The disclosure came as North Korea is reportedly preparing to test-fire a longer-range missile. In recent days, both Secretary of State Hillary Rodham Clinton and South Korean Foreign Minister Yu Myung-hwan have warned North Korea not to conduct a test.

The deployment comes amid heightened tension between the two Koreas, over South Korean leader Lee Myung-bak's decision to link economic aid to progress on de-nuclearisation.

Defence observers believe Pyongyang could test-fire its Taepodong-2 missile in a bid to improve its bargaining power with the new US administration over the stalled aid-for-disarmament deal.

The New York Times quoting Jane’s Defence Weekly reported that recent satellite imagery showed North Korea could be ready for the launch of its Taepodong-2 missile from the Musudan-ri missile base on the country’s east coast within days. The
Taepodong-2 is the North’s longest-range missile with an estimated range of more than 4,000 miles, putting Hawaii and Alaska under potential threat, the paper said.
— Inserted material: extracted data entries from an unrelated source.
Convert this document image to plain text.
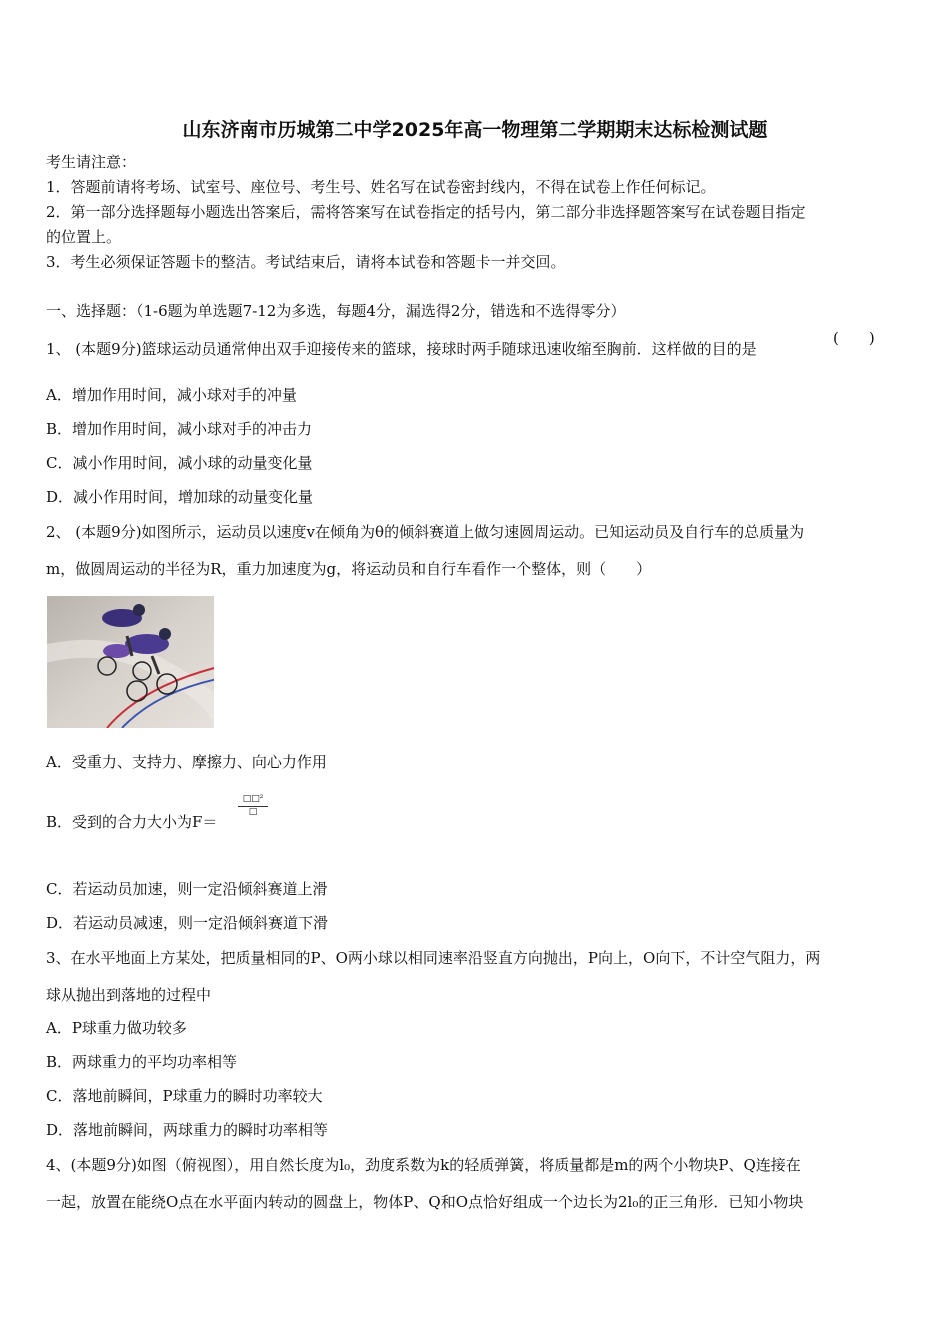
山东济南市历城第二中学2025年高一物理第二学期期末达标检测试题
考生请注意：
1．答题前请将考场、试室号、座位号、考生号、姓名写在试卷密封线内，不得在试卷上作任何标记。
2．第一部分选择题每小题选出答案后，需将答案写在试卷指定的括号内，第二部分非选择题答案写在试卷题目指定
的位置上。
3．考生必须保证答题卡的整洁。考试结束后，请将本试卷和答题卡一并交回。
一、选择题：（1-6题为单选题7-12为多选，每题4分，漏选得2分，错选和不选得零分）
1、 (本题9分)篮球运动员通常伸出双手迎接传来的篮球，接球时两手随球迅速收缩至胸前．这样做的目的是
(　　)
A．增加作用时间，减小球对手的冲量
B．增加作用时间，减小球对手的冲击力
C．减小作用时间，减小球的动量变化量
D．减小作用时间，增加球的动量变化量
2、 (本题9分)如图所示，运动员以速度v在倾角为θ的倾斜赛道上做匀速圆周运动。已知运动员及自行车的总质量为
m，做圆周运动的半径为R，重力加速度为g，将运动员和自行车看作一个整体，则（　　）
A．受重力、支持力、摩擦力、向心力作用
B．受到的合力大小为F＝
□□²
□
C．若运动员加速，则一定沿倾斜赛道上滑
D．若运动员减速，则一定沿倾斜赛道下滑
3、在水平地面上方某处，把质量相同的P、O两小球以相同速率沿竖直方向抛出，P向上，O向下，不计空气阻力，两
球从抛出到落地的过程中
A．P球重力做功较多
B．两球重力的平均功率相等
C．落地前瞬间，P球重力的瞬时功率较大
D．落地前瞬间，两球重力的瞬时功率相等
4、(本题9分)如图（俯视图），用自然长度为l₀，劲度系数为k的轻质弹簧，将质量都是m的两个小物块P、Q连接在
一起，放置在能绕O点在水平面内转动的圆盘上，物体P、Q和O点恰好组成一个边长为2l₀的正三角形．已知小物块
Since the 1980s, North Korea has deployed Scud and Rodong missiles that put all of South Korea and most of Japan within their ranges. But it remains unclear whether the North has mastered the technology needed to miniaturise a nuclear warhead to be carried atop its missiles, the New York Times reported.

“North Korea’s conventional force, its development and reinforcement of weapons of mass destruction such as nuclear weapons and missiles, and the forward deployment of its troops, are a direct and serious threat to our security,” Seoul defence report said.

The report said the overall size of the military had grown by 20,000 to 1.19 million since 2006, but the number of lightly equipped Special Forces trained swiftly to infiltrate South Korea had increased 50 percent to 180,000.

Yonhap news agency quoted Shin Won-Sik, the defence ministry's deputy of policy planning, as saying that North Korea’s aim appears to blur the line between friend and foe once a conflict erupts. It is estimated that North Korea's plutonium stock at 40kg is enough for at least five nuclear weapons.